August 2025
4 posts: 1 link, 1 quote, 2 notes
Aug. 1, 2025
Gemini Deep Think, our SOTA model with parallel thinking that won the IMO Gold Medal 🥇, is now available in the Gemini App for Ultra subscribers!! [...]
Quick correction: this is a variation of our IMO gold model that is faster and more optimized for daily use! We are also giving the IMO gold full model to a set of mathematicians to test the value of the full capabilities.
— Logan Kilpatrick, announcing Gemini Deep Think
This morning I sent out the third edition of my LLM digest newsletter for my $10/month and higher sponsors on GitHub. It included the following section headers:
- Claude Code
- Model releases in July
- Gold medal performances in the IMO
- Reverse engineering system prompts
- Tools I'm using at the moment
The newsletter is a condensed summary of highlights from the past month of my blog. I published 98 posts in July - the concept for the newsletter is that you can pay me for the version that only takes 10 minutes to read!
Here are the newsletters I sent out for June 2025 and May 2025, if you want a taste of what you'll be getting as a sponsor. New sponsors instantly get access to the archive of previous newsletters, including the one I sent this morning.
Update: I also sent out my much longer, more frequent and free weekly-ish newsletter - this edition covers just the last three days because there's been so much going on. That one is entirely copy-and-pasted from my blog so if you read me via feeds you'll have seen it all already.
Deep Think in the Gemini app (via) Google released Gemini 2.5 Deep Think this morning, exclusively to their Ultra ($250/month) subscribers:
It is a variation of the model that recently achieved the gold-medal standard at this year's International Mathematical Olympiad (IMO). While that model takes hours to reason about complex math problems, today's release is faster and more usable day-to-day, while still reaching Bronze-level performance on the 2025 IMO benchmark, based on internal evaluations.
Google describe Deep Think's architecture like this:
Just as people tackle complex problems by taking the time to explore different angles, weigh potential solutions, and refine a final answer, Deep Think pushes the frontier of thinking capabilities by using parallel thinking techniques. This approach lets Gemini generate many ideas at once and consider them simultaneously, even revising or combining different ideas over time, before arriving at the best answer.
This approach sounds a little similar to the llm-consortium plugin by Thomas Hughes, see this video from January's Datasette Public Office Hours.
I don't have an Ultra account, but thankfully nickandbro on Hacker News tried "Create a svg of a pelican riding on a bicycle" (a very slight modification of my prompt, which uses "Generate an SVG") and got back a very solid result:
The bicycle is the right shape, and this is one of the few results I've seen for this prompt where the bird is very clearly a pelican thanks to the shape of its beak.
There are more details on Deep Think in the Gemini 2.5 Deep Think Model Card (PDF). Some highlights from that document:
- 1 million token input window, accepting text, images, audio, and video.
- Text output up to 192,000 tokens.
- Training ran on TPUs and used JAX and ML Pathways.
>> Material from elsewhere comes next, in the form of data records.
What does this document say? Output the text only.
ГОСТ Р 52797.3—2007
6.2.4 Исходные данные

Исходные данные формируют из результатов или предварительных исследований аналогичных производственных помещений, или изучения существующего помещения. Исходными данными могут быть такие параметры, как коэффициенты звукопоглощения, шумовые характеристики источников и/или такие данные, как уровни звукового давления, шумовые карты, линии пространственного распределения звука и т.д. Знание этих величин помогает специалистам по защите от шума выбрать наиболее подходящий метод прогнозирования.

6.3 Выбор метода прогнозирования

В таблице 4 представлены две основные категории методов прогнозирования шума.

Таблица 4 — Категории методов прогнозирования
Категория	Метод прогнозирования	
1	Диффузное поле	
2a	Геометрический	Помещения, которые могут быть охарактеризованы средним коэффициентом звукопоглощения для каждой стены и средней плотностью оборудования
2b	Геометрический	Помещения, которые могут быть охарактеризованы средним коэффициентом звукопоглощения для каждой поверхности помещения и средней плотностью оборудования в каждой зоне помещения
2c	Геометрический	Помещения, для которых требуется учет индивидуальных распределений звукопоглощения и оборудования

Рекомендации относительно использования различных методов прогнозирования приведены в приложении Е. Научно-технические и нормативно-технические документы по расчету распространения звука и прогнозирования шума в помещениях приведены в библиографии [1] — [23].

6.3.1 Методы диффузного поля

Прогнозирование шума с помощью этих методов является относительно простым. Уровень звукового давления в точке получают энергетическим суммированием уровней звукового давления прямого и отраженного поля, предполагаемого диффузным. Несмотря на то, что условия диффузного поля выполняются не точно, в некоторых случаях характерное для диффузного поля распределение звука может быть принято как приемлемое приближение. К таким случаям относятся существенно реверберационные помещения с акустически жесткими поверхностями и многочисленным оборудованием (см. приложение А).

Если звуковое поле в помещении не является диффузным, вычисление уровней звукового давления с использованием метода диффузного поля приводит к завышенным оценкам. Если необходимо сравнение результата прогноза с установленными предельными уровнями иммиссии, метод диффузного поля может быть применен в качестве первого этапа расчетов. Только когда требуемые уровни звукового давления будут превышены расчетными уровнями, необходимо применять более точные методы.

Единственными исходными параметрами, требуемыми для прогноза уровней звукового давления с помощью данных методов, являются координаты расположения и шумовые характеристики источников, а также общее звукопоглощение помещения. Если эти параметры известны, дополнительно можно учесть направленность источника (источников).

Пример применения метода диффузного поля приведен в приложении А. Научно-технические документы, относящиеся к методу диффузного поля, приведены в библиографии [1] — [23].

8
- "We additionally trained Gemini 2.5 Deep Think on novel reinforcement learning techniques that can leverage more multi-step reasoning, problem-solving and theorem-proving data, and we also provided access to a curated corpus of high-quality solutions to mathematics problems."
- Knowledge cutoff is January 2025.
Two interesting examples of inference speed as a flagship feature of LLM services today.
First, Cerebras announced two new monthly plans for their extremely high speed hosted model service: Cerebras Code Pro ($50/month, 1,000 messages a day) and Cerebras Code Max ($200/month, 5,000/day). The model they are selling here is Qwen's Qwen3-Coder-480B-A35B-Instruct, likely the best available open weights coding model right now and one that was released just ten days ago. Ten days from model release to third-party subscription service feels like some kind of record.
Cerebras claim they can serve the model at an astonishing 2,000 tokens per second - four times the speed of Claude Sonnet 4 in their demo video.
Also today, Moonshot announced a new hosted version of their trillion parameter Kimi K2 model called kimi-k2-turbo-preview
:
🆕 Say hello to kimi-k2-turbo-preview Same model. Same context. NOW 4× FASTER.
⚡️ From 10 tok/s to 40 tok/s.
💰 Limited-Time Launch Price (50% off until Sept 1)
- $0.30 / million input tokens (cache hit)
- $1.20 / million input tokens (cache miss)
- $5.00 / million output tokens
👉 Explore more: platform.moonshot.ai
This is twice the price of their regular model for 4x the speed (increasing to 4x the price in September). No details yet on how they achieved the speed-up.
I am interested to see how much market demand there is for faster performance like this. I've experimented with Cerebras in the past and found that the speed really does make iterating on code with live previews feel a whole lot more interactive.